А вот как он изображает кадетов, меньшевиков и эсеров. Милюков: «Профессор истории, автор важных научных работ, основатель партии конституционных демократов (кадетов)… совершенно лишенный того несносного, полуаристократического и полуинтеллектуального дилетантства, которое свойственно большинству русских либералов-политиканов. Милюков свою профессию воспринимал очень серьезно, и одно это уже выделяет его». Русская буржуазия его не любила, потому что «[он] прозаически и трезво, без прикрас выражал политическую сущность российской буржуазии. Пристально разглядывая себя в зеркале Милюкова, буржуа замечал, что сам он скучен, эгоистичен и труслив; и, как это часто бывает, он обижался на зеркало». Родзянко, этот лорд Чемберлен при царе, ставший одним из лидеров февральского режима, являет собой гротескную фигуру: «Получив власть из рук заговорщиков, мятежников и цареубийц, [он] в те дни имел озабоченный вид… ходил на цыпочках вокруг пламени революции, задыхаясь от дыма и приговаривая: „Пусть она сгорит до углей, а потом мы попробуем что-нибудь состряпать“.

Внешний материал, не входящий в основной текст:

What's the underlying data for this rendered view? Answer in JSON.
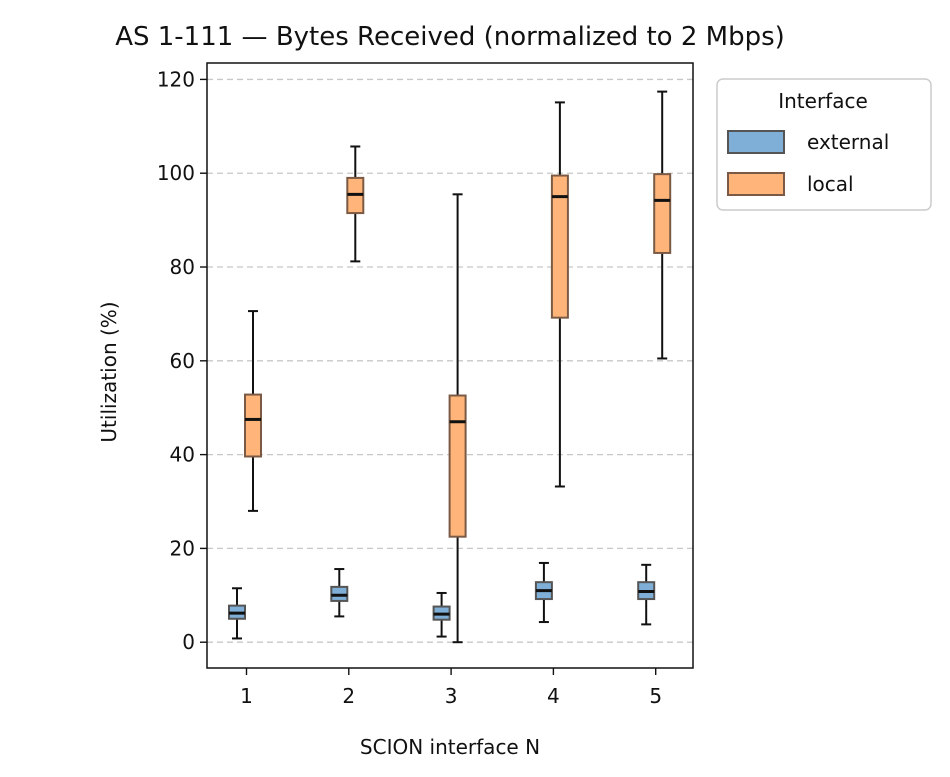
{
  "chart_data": {
    "type": "box",
    "title": "AS 1-111 — Bytes Received (normalized to 2 Mbps)",
    "xlabel": "SCION interface N",
    "ylabel": "Utilization (%)",
    "categories": [
      "1",
      "2",
      "3",
      "4",
      "5"
    ],
    "ylim": [
      -5.5,
      123.5
    ],
    "yticks": [
      0,
      20,
      40,
      60,
      80,
      100,
      120
    ],
    "grid": "y",
    "legend": {
      "title": "Interface",
      "placement": "outside-top-right"
    },
    "series": [
      {
        "name": "external",
        "color": "#7fafd6",
        "edge": "#555555",
        "boxes": [
          {
            "min": 0.8,
            "q1": 5.0,
            "median": 6.2,
            "q3": 7.8,
            "max": 11.5
          },
          {
            "min": 5.5,
            "q1": 8.8,
            "median": 10.0,
            "q3": 11.8,
            "max": 15.6
          },
          {
            "min": 1.2,
            "q1": 4.8,
            "median": 6.0,
            "q3": 7.6,
            "max": 10.5
          },
          {
            "min": 4.3,
            "q1": 9.2,
            "median": 11.0,
            "q3": 12.8,
            "max": 16.9
          },
          {
            "min": 3.8,
            "q1": 9.2,
            "median": 10.8,
            "q3": 12.8,
            "max": 16.5
          }
        ]
      },
      {
        "name": "local",
        "color": "#ffb57a",
        "edge": "#7a5a44",
        "boxes": [
          {
            "min": 28.0,
            "q1": 39.6,
            "median": 47.5,
            "q3": 52.8,
            "max": 70.6
          },
          {
            "min": 81.2,
            "q1": 91.5,
            "median": 95.5,
            "q3": 99.0,
            "max": 105.7
          },
          {
            "min": 0.0,
            "q1": 22.5,
            "median": 47.0,
            "q3": 52.6,
            "max": 95.5
          },
          {
            "min": 33.2,
            "q1": 69.2,
            "median": 95.0,
            "q3": 99.5,
            "max": 115.1
          },
          {
            "min": 60.5,
            "q1": 83.0,
            "median": 94.2,
            "q3": 99.8,
            "max": 117.4
          }
        ]
      }
    ]
  }
}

Меньшевики и социалисты-революционеры у Троцкого, конечно, имеют мало общего с безликими эсеровскими фантомами, которых обычно изображали в сталинской и даже постсталинской литературе. Каждый из них принадлежит своей породе, но имеет свои личные черты характера. Вот, например, набросок образа Чхеидзе — меньшевистского председателя Петроградского Совета: „Он старался при исполнении своих обязанностей использовать все запасы добросовестности, скрывая постоянное отсутствие уверенности в себе за ширмой изобретательной шутливости. Он носил в себе неискоренимый отпечаток своей провинции… горной Грузии… этой Жиронды русской революции“. „Самая достойная фигура“ этой Жиронды, Церетели, провел многие годы на сибирской каторге и все же остался радикалом южнофранцузского типа. В условиях обычной парламентской рутины он чувствовал себя как рыба в воде. Но он родился в эпоху революции и отравился в юности дозой марксизма. В любом случае, из всех меньшевиков Церетели… открыл широчайший горизонт и [сильнейшее] желание проводить последовательную политику. По этой причине он, более чем кто-либо другой, поддерживал уничтожение февральского режима. Чхеидзе полностью подчинялся Церетели, хотя временами он и пугался этой доктринерской прямолинейности, которая заставила вчерашнего революционера-каторжанина объединиться с консервативными представителями буржуазии».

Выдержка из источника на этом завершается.